NEW DELHI--India's high-profile science minister has resigned after being accused of helping to foment a deadly religious riot in 1992.
Murli Manohar Joshi has submitted his resignation after an Indian court implicated him and other leaders of the ruling Bhartiya Janata Party (BJP) in connection with the 6 December 1992 attack on the Babri Mosque in Ayodhya. The Hindu party leaders acknowledge that they were present on the day Hindu mobs tore down the mosque, triggering a nationwide melee that killed about 1000 people. But they say that they did not direct or in any way influence events. On 10 October Joshi and six others will face formal charges, including rioting and spreading communal frenzy, that carry lengthy prison terms and hefty fines.

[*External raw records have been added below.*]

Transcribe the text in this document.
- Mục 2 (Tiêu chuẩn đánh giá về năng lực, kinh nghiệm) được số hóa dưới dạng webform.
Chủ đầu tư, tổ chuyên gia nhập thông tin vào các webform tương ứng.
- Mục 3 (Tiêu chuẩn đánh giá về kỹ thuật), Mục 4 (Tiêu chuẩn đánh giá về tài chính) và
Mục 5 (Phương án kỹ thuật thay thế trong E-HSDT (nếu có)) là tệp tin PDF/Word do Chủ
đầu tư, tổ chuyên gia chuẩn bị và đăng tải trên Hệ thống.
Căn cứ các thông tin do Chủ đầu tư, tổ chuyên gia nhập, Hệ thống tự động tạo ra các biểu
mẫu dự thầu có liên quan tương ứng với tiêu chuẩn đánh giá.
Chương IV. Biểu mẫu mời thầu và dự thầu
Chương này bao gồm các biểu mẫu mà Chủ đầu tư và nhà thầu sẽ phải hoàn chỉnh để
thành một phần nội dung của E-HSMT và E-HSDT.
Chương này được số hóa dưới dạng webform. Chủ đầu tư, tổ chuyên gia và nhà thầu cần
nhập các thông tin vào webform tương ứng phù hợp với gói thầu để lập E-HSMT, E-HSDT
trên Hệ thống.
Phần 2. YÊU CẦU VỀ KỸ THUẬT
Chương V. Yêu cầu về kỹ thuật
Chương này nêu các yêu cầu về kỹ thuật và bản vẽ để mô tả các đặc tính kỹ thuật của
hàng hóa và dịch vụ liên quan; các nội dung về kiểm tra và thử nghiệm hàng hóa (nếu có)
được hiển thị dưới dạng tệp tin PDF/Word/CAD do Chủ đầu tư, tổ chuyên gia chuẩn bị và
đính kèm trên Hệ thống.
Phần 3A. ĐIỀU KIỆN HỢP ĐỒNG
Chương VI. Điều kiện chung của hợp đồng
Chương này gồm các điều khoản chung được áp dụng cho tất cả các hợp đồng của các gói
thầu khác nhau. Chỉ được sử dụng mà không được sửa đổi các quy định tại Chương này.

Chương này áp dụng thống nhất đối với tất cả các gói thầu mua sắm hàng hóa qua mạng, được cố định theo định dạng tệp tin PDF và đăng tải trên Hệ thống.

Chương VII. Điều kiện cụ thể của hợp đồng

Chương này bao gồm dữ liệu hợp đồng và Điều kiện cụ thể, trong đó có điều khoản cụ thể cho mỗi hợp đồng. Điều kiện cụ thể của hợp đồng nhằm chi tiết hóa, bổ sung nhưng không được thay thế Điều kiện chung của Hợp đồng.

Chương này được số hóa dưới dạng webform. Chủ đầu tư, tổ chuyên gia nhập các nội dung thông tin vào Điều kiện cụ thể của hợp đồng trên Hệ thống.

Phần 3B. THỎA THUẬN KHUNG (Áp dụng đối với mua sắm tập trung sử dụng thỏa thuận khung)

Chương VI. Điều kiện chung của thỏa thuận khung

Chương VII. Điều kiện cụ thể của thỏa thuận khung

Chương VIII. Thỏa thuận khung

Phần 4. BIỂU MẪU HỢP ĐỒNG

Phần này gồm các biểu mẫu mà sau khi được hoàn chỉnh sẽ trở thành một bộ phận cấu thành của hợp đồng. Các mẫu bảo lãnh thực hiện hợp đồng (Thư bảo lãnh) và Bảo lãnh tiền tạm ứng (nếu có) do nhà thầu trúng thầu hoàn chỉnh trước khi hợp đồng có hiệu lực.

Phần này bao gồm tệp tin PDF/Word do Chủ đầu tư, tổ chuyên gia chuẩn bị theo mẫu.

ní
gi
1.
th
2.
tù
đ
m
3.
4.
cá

Joshi called last week's court's decision "unfortunate" and dismissed allegations about his role in the 1992 incident as "baseless." But he left himself little room to maneuver after pledging one day before the court's announcement that he would step down if the court implicated him. At press time Prime Minister A. B. Vajpayee was traveling and had not accepted Joshi's resignation. Some observers called for his departure: "Allowing those with criminal charges against them to occupy ministerial office would undermine the very principles on which the edifice of parliamentary democracy is built," editorialized The Hindu, India's leading national daily paper.
The 69-year-old Joshi, a former physics professor, is the first scientist to have held the rank of cabinet minister. An acknowledged Hindu scholar and ardent supporter of the Hindu cause, Joshi has been minister for human resource development and science since the BJP took office in 1998. Since then he has won steady funding increases for research and presided over the adoption of a new Indian science and technology policy (Science, 15 March 2002, p. 1993  and 10 January 2003, p. 187 ).